Remember back to March 2020? Bottled water, toilet paper and sanitizer was sold out as many retreated to their homes where they were glued to the news. It was becoming clear that the virus, that started overseas had spread, and was now filling US hospitals. Acting quickly, the University of Pennsylvania School of Law created a COVID-related insurance coverage litigation tracker, accurately predicting that this was the beginning of a material pandemic.

According to their records, nine months later, in November 2020, more than 1,280 insurance claims had been filed resulting from COVID-19 related issues.  These included claims for loss of business income, extra expenses, and civil authority claims.  Unsurprisingly, the industries predominantly impacted were Food Services and Ambulatory Healthcare Services.

Fast forward to 2022 and we are still battling the pandemic and some predict, we will soon see a metaphorical tidal wave of similarly situated lawsuits.

Businesses are understandably concerned that, while they hold insurance coverage for damages resulting from a previously unimaginable global event, their claims may be denied.
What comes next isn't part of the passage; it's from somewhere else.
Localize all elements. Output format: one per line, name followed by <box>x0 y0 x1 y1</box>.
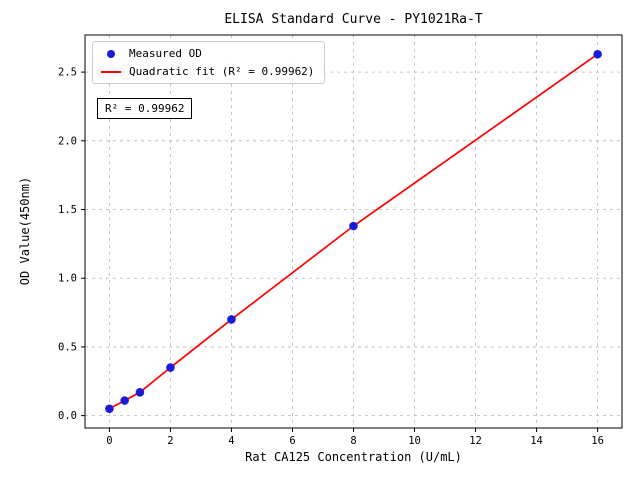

Meanwhile, insurers are also concerned, but in a diametrically opposed way.  Absent legitimate exclusions in their policies, insurers may be responsible for untold millions, perhaps billions, of dollars in insurance payouts.  If both parties take entrenched positions, businesses will likely go bankrupt before any coverage amounts can sufficiently mitigate their losses.  In contrast, insurers will pay untold amounts to panel counsel and outside counsel in litigating these matters to avoid setting a precedent of payment.  Neither side wins in this likely scenario.

Fortunately, it doesn’t have to be this way.  At their core, insurance coverage issues are matters of pure contract interpretation, making them particularly well-suited to alternative dispute resolution (ADR).  Of course, these agreements also have venue provisions that may have to be waived in order to participate in ADR, but that seems to benefit both parties in a number of ways.
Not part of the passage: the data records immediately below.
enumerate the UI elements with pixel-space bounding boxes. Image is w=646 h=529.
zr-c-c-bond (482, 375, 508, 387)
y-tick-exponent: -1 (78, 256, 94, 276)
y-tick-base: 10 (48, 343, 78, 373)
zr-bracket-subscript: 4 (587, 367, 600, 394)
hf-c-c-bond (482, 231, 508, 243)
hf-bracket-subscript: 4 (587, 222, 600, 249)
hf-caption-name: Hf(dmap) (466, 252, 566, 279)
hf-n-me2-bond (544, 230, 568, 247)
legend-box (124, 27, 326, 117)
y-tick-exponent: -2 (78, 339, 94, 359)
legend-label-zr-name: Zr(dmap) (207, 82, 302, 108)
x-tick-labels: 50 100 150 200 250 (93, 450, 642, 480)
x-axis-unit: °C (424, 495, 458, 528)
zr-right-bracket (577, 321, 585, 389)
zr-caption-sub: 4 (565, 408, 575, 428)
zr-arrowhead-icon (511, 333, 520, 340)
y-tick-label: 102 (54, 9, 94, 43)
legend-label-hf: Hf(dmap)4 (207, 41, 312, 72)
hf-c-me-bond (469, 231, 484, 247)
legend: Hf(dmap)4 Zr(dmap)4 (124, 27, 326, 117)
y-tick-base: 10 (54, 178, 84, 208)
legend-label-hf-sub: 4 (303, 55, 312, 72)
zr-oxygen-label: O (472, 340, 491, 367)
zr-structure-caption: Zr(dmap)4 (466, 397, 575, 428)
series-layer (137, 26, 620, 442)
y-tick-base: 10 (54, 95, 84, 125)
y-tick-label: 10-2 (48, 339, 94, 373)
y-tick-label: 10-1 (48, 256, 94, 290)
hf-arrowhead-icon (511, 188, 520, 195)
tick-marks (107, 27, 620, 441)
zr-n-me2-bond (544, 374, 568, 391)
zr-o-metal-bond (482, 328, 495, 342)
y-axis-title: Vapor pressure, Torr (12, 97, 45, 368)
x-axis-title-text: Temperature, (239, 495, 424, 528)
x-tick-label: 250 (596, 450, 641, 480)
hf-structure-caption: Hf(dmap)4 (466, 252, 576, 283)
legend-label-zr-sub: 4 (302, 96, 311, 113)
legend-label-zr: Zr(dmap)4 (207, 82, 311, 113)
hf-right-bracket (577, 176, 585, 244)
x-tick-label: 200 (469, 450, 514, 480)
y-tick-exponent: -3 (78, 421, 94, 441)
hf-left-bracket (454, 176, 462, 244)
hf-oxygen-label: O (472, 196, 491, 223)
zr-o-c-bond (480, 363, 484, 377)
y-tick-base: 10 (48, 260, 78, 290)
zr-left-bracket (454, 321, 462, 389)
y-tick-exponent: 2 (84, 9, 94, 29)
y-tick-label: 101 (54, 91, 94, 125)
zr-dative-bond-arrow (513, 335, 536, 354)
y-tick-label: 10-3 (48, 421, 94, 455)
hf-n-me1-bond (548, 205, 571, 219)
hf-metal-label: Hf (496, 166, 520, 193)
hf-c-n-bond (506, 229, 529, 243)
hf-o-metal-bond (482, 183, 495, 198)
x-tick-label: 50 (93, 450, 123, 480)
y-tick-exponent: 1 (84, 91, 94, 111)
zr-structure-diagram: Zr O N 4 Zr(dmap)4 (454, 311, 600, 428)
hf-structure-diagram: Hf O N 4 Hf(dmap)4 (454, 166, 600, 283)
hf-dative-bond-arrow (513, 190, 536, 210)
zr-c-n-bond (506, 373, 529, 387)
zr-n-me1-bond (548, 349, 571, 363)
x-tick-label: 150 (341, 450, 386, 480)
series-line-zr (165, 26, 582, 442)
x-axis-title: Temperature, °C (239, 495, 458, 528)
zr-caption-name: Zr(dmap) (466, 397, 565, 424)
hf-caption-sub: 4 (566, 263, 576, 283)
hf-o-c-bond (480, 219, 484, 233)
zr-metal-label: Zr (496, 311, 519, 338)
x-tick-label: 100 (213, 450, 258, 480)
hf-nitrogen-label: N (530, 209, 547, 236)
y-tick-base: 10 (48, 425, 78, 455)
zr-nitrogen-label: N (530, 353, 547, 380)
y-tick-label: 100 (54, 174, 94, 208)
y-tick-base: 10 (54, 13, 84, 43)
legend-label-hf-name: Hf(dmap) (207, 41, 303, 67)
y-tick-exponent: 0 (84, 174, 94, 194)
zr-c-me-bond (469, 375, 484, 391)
First, ADR is private and usually confidential, which limits the likelihood that a payment will set a precedent that adversely impacts the insurer.  Second, experience reigns supreme in issues of contract interpretation.  In other words, a neutral party (perhaps a former judge) that has adjudicated thousands of insurance contracts can rely on their experience in determining what should be covered and what shouldn’t be.  Third, in contrast to US courts, ADR organizations do not tend to have overloaded dockets, which means they can move quickly and efficiently through cases, even when there is volume.  Finally, for ADR organizations that have more efficient procedures and more fulsome adoption of technology, these ADR proceedings can happen remotely and allow for expedient resolutions that don’t require the parties to bear ancillary expenses related to travel and longer, more drawn-out proceeding.

As mentioned earlier, we’re likely only seeing the beginning of a tidal wave of this type of litigation. Lawsuits will increase as additional businesses succumb to pandemic pressures, and insurance defense-related spending will increase exponentially. Neither party wins in this scenario but it is also not inevitable. The truth is, insurers and businesses are actually partners, not natural adversaries. Instead of separating into warring factions, they need only to be willing to allow a neutral third party to opine on the plain language of their contract.  It’s a simple solution to a potentially enormous problem that threatens to heavily impact already overburdened court dockets in the coming post-pandemic years. Hopefully, parties will choose to minimize the impact and risks of litigation, and choose to utilize ADR as a mutually beneficial solution.